TheStreet.com featured an interesting piece titled “ETFs in Two Flavors: Complex Or Simple.” Here are some highlights followed by my commentary:
During the worst of the financial crisis, companies rolled out absolute return funds, which target a specific gain, usually about 6% to 8% a year, regardless of stock- and bond-market conditions. The funds, in the form of mutual funds and exchange traded funds, combine long and short positions.
Now there are many absolute return funds. One company, IndexIQ, went into business, apparently, for the sole purpose of creating exchange traded funds in this niche.

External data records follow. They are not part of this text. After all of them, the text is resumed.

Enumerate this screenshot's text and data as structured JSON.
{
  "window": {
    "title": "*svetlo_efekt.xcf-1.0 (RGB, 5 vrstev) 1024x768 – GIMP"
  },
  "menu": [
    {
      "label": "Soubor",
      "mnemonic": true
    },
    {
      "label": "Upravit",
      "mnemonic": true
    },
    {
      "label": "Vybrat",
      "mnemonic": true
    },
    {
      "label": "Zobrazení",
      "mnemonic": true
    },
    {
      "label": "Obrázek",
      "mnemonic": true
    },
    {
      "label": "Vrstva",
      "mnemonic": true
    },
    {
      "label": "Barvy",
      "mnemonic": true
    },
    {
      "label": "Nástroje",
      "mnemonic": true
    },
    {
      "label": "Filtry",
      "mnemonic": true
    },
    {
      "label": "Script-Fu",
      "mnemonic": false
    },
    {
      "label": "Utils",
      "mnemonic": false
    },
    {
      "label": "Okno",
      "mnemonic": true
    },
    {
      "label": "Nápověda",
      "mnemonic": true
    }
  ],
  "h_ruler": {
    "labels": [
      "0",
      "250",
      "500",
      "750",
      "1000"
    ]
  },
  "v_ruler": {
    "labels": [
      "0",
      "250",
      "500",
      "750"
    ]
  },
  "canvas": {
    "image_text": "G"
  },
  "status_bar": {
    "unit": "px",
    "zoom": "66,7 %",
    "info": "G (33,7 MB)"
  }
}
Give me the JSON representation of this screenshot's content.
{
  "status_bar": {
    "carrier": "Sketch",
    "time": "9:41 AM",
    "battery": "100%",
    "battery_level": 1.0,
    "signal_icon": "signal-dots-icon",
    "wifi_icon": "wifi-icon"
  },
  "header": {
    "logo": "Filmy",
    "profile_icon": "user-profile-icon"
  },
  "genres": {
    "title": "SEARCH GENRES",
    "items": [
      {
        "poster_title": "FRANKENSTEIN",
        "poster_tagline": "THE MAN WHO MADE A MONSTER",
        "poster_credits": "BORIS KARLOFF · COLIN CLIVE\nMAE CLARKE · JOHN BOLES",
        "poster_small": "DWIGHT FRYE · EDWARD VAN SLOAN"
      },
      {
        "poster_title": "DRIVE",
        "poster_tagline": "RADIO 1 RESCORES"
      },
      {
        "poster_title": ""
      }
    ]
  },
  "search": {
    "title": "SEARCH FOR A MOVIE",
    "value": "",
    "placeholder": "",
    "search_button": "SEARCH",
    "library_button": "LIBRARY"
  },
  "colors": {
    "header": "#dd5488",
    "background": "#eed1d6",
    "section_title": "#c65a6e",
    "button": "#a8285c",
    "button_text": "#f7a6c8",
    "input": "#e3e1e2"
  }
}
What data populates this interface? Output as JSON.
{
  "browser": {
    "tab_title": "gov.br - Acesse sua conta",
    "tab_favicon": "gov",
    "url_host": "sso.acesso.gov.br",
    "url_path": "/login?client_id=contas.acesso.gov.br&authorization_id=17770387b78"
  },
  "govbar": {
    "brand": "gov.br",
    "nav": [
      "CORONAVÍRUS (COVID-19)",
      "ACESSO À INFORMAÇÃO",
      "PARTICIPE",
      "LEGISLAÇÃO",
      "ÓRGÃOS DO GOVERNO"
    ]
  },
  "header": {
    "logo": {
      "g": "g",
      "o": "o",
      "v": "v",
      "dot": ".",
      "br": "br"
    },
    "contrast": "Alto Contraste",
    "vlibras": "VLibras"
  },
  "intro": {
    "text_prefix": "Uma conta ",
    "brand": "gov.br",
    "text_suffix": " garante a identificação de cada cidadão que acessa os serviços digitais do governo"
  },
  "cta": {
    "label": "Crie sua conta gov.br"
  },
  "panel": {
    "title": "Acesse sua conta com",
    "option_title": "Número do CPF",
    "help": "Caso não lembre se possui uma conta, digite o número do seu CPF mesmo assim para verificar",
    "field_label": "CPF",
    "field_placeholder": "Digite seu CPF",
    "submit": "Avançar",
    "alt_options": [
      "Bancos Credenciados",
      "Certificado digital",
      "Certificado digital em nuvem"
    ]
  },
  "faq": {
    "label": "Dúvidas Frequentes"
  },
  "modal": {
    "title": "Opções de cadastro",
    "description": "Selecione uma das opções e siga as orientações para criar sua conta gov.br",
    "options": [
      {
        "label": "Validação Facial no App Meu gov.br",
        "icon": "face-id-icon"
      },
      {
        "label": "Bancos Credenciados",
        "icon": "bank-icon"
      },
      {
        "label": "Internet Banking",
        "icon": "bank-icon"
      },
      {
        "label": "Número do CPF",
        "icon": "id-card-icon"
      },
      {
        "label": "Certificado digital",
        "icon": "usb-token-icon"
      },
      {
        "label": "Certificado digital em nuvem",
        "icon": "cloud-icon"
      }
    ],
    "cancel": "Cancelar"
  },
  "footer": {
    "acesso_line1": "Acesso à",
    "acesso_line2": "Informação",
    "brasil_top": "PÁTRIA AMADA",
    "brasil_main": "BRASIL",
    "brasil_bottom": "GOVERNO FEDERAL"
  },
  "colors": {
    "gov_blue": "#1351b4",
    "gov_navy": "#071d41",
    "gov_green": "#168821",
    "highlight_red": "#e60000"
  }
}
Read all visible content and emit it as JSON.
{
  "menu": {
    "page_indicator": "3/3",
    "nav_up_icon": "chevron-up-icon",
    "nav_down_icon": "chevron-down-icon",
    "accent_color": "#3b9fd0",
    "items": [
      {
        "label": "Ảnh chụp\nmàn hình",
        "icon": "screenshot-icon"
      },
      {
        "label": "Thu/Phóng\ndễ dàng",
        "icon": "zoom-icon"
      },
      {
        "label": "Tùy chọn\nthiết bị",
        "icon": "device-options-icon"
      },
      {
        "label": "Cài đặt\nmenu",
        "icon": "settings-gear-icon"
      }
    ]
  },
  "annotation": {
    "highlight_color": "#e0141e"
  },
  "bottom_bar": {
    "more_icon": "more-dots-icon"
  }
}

By using a wide range of strategies, absolute return funds are complex. They dampen volatility and offer access to “sophisticated” hedge-fund strategies. The recently listed iShares Diversified Alternatives Trust (ALT) may be the most complex yet. (Technically, it’s not an ETF, but an exchange traded product.)
Whatever the success or shortcomings of the Diversified Alternatives Trust turn out to be, there are clearly a lot of moving parts. I’ve written several articles in the past few years about funds that seek to deliver an absolute return.
One I’ve mentioned a couple of times and held on to for clients is the Rydex Managed Futures Fund (RYMFX). The fund goes long or short different commodities and financial futures based on intermediate-term relative strength. That is its only strategy. Hence, it’s much simpler to understand and follow than the Diversified Alternatives Trust.
The concept of generating absolute returns has been around a long time. It has appeal to those investors who are tired of the roller coaster type of investment approach as we have seen over the past couple of years.
Here are the facts: The S&P; lost over 38% in 2008 and gained slightly over 23% in 2009. That still leaves the index at a loss of more than 24% over the past 2 years—not too comforting.
While the theory of earning 6-8% per year sounds good, I have not seen any funds/ETFs that have accomplished that over a longer time period. More importantly, however, it’s the individual investor’s emotional make up which turns out to be his worst enemy.
Here’s what I mean. You may be happy going along and earning 6-8%, then a bull market rally starts, and the major indexes gain over 20%. Now, you no longer are pleased with your 6-8% gain, because you suddenly want a piece of the bigger pie.
However, you can’t have it. The chosen strategy has saved your portfolio from destruction during 2008 and is now lagging the index, which is a normal occurrence. You’re still ahead of everyone else when looking at the past 2 years but, like a stubborn child, you want your cake and eat it too.
This is very similar to trend tracking. Once you avoid a big market drop, you will lag the indexes during the subsequent rebound.
My point is that you need to be realistic as to what you can expect when selecting a particular investment approach; otherwise you will always have the roving eye peeking at returns that could have been.